Accords collectifs dans la fonction publique : renvoi au Conseil constitutionnel de la QPC contestant les dispositions qui surbordonnent la dénonciation des accords à des conditions de représentativité des organisations syndicales

Par une décision Union fédérale des syndicats de l’État CGT (UFSE-CGT) et autres en date du 5 octobre 2021 (req. n° 451784), le Conseil d’État a décidé de renvoyer devant le Conseil constitutionnel, une question prioritaire de constitutionnalité (QPC) portant de les dispositions du III de l’article 8 sexies de loi n° 83-634 du 13 juillet 1983 en tant qu’elles conditionnent la dénonciation des accords conclus à des conditions de représentativité et en limitent la faculté aux seules organisations signataires.

Aux termes du III de l’article 8 sexies de la loi du 13 juillet 1983 portant droits et obligations des fonctionnaires, issu de l’ordonnance du 17 février 2021 relative à la négociation et aux accords collectifs dans la fonction publique prévoit que les accords que peuvent conclure les organisations syndicales représentatives de fonctionnaires et les autorités administratives et territoriales compétentes peuvent, au niveau national, au niveau local ou à l’échelon de proximité, « être modifiés par des accords conclus dans le respect de la condition de majorité déterminée au I de l’article 8 quater et selon des modalités précisées par voie réglementaire. / L’autorité administrative signataire d’un accord peut suspendre l’application de celui-ci pour une durée déterminée en cas de situation exceptionnelle et dans des conditions précisées par voie réglementaire. / Les accords peuvent faire l’objet d’une dénonciation totale ou partielle par les parties signataires selon des modalités prévues par voie réglementaire.
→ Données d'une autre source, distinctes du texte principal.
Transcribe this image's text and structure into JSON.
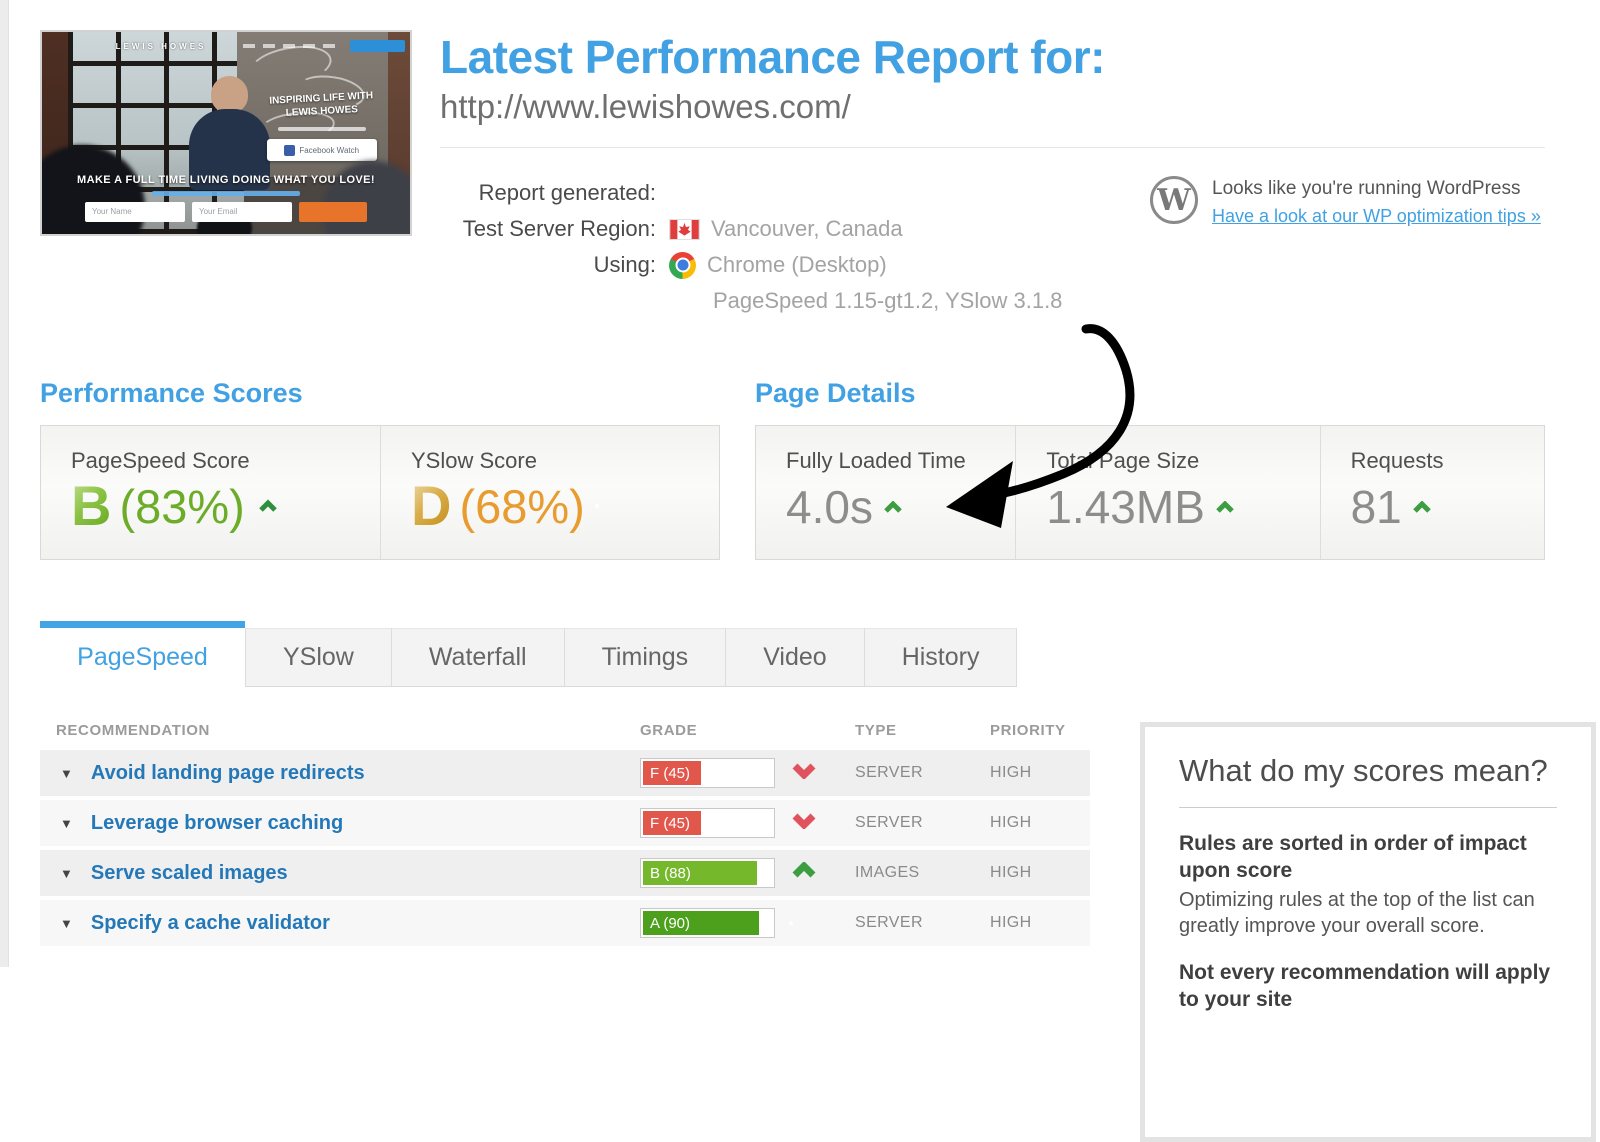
{
  "header": {
    "title": "Latest Performance Report for:",
    "url": "http://www.lewishowes.com/"
  },
  "thumbnail": {
    "brand": "LEWIS HOWES",
    "overlay_title": "INSPIRING LIFE WITH LEWIS HOWES",
    "watch_button": "Facebook Watch",
    "headline": "MAKE A FULL TIME LIVING DOING WHAT YOU LOVE!",
    "name_placeholder": "Your Name",
    "email_placeholder": "Your Email"
  },
  "report_info": {
    "rows": [
      {
        "label": "Report generated:",
        "value": ""
      },
      {
        "label": "Test Server Region:",
        "value": "Vancouver, Canada",
        "icon": "canada-flag"
      },
      {
        "label": "Using:",
        "value": "Chrome (Desktop)",
        "icon": "chrome"
      },
      {
        "label": "",
        "value": "PageSpeed 1.15-gt1.2, YSlow 3.1.8"
      }
    ]
  },
  "wordpress": {
    "message": "Looks like you're running WordPress",
    "link": "Have a look at our WP optimization tips »"
  },
  "performance_scores": {
    "heading": "Performance Scores",
    "scores": [
      {
        "label": "PageSpeed Score",
        "grade": "B",
        "percent": "(83%)",
        "indicator": "up-green"
      },
      {
        "label": "YSlow Score",
        "grade": "D",
        "percent": "(68%)",
        "indicator": "diamond-orange"
      }
    ]
  },
  "page_details": {
    "heading": "Page Details",
    "metrics": [
      {
        "label": "Fully Loaded Time",
        "value": "4.0s",
        "indicator": "up-green"
      },
      {
        "label": "Total Page Size",
        "value": "1.43MB",
        "indicator": "up-green"
      },
      {
        "label": "Requests",
        "value": "81",
        "indicator": "up-green"
      }
    ]
  },
  "tabs": {
    "active": "PageSpeed",
    "items": [
      {
        "label": "PageSpeed"
      },
      {
        "label": "YSlow"
      },
      {
        "label": "Waterfall"
      },
      {
        "label": "Timings"
      },
      {
        "label": "Video"
      },
      {
        "label": "History"
      }
    ]
  },
  "recommendations": {
    "headers": [
      "RECOMMENDATION",
      "GRADE",
      "TYPE",
      "PRIORITY"
    ],
    "rows": [
      {
        "name": "Avoid landing page redirects",
        "grade_label": "F (45)",
        "grade": "F",
        "fill_percent": 45,
        "indicator": "down-red",
        "type": "SERVER",
        "priority": "HIGH"
      },
      {
        "name": "Leverage browser caching",
        "grade_label": "F (45)",
        "grade": "F",
        "fill_percent": 45,
        "indicator": "down-red",
        "type": "SERVER",
        "priority": "HIGH"
      },
      {
        "name": "Serve scaled images",
        "grade_label": "B (88)",
        "grade": "B",
        "fill_percent": 88,
        "indicator": "up-green",
        "type": "IMAGES",
        "priority": "HIGH"
      },
      {
        "name": "Specify a cache validator",
        "grade_label": "A (90)",
        "grade": "A",
        "fill_percent": 90,
        "indicator": "diamond-orange",
        "type": "SERVER",
        "priority": "HIGH"
      }
    ]
  },
  "sidebar": {
    "title": "What do my scores mean?",
    "para1_bold": "Rules are sorted in order of impact upon score",
    "para1_text": "Optimizing rules at the top of the list can greatly improve your overall score.",
    "para2_bold": "Not every recommendation will apply to your site"
  },
  "colors": {
    "accent_blue": "#41a1e2",
    "table_link_blue": "#2478b8",
    "grade_f_red": "#e2574c",
    "grade_b_green": "#76b82c",
    "grade_a_green": "#4da01c",
    "score_b_green": "#6cac29",
    "score_d_orange": "#e89b2e",
    "warn_diamond_orange": "#f5a623",
    "down_chevron_red": "#e0525e",
    "up_chevron_green": "#3c9e40",
    "arrow_annotation": "#000000"
  }
}
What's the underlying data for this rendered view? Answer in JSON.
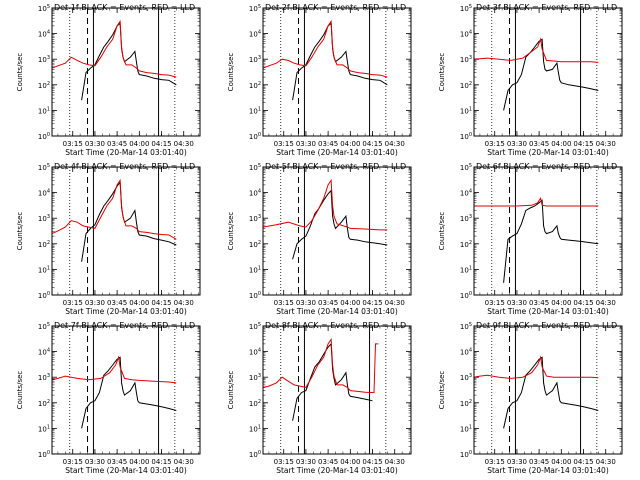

Lorsqu’elle émane d’une des organisations syndicales signataires, la dénonciation doit répondre aux conditions prévues au I de l’article 8 quater. Les clauses réglementaires que, le cas échéant, comporte un accord faisant l’objet d’une telle dénonciation restent en vigueur jusqu’à ce que le pouvoir réglementaire ou un nouvel accord les modifie ou les abroge. »

L’Union fédérale des syndicats de l’État CGT (UFSE-CGT), la Fédération CGT des services publics, la Confédération générale du travail (CGT), la Fédération syndicale unitaire (FSU), la Fédération CGT de l’action sociale et de la santé et l’Union syndicale Solidaires Fonction Publique ont, à l’appui de leur requête tendant à l’annulation de l’ordonnance n° 2021-174 du 17 février 2021 relative à la négociation et aux accords collectifs dans la fonction publique, posé une QPC sur la conformité à la Constitution des dispositions de l’article 8 octies et du second alinéa de l’article 8 sexies de la loi du 13 juillet 1983, tels qu’issus de l’article 1er de l’ordonnance du 17 février 2021.

Le Conseil d’État a cependant refusé de renvoyer au Conseil constitutionnel les dispositions contestées à l’exception du III de l’article 8 octies.

Sur ce point, les organisations requérantes critiquent ces dispositions en tant qu’elles conditionnent la dénonciation des accords conclus à des conditions de représentativité et en limitent la faculté aux seules organisations signataires. Elles soutiennent notamment qu’en cas de modification de la représentativité des organisations syndicales à l’issue d’un nouveau cycle électoral, ces dispositions peuvent conduire à priver les organisations représentatives non signataires de toute possibilité de dénonciation de ces accords, portant ainsi atteinte à la liberté syndicale.

Or, le Conseil d’État estime « que le moyen tiré de ce que ces dispositions affectent les droits et libertés garantis par la Constitution, et notamment les principes énoncés au sixième alinéa du Préambule de la Constitution de 1946, soulève une question présentant un caractère sérieux. »

Par conséquent, il décide de renvoyer au Conseil constitutionnel la QPC invoquée en tant qu’elle porte sur le III de l’article 8 octies de la loi du 13 juillet 1983.

La suite d’ici trois mois avec la décision du Conseil constitutionnel.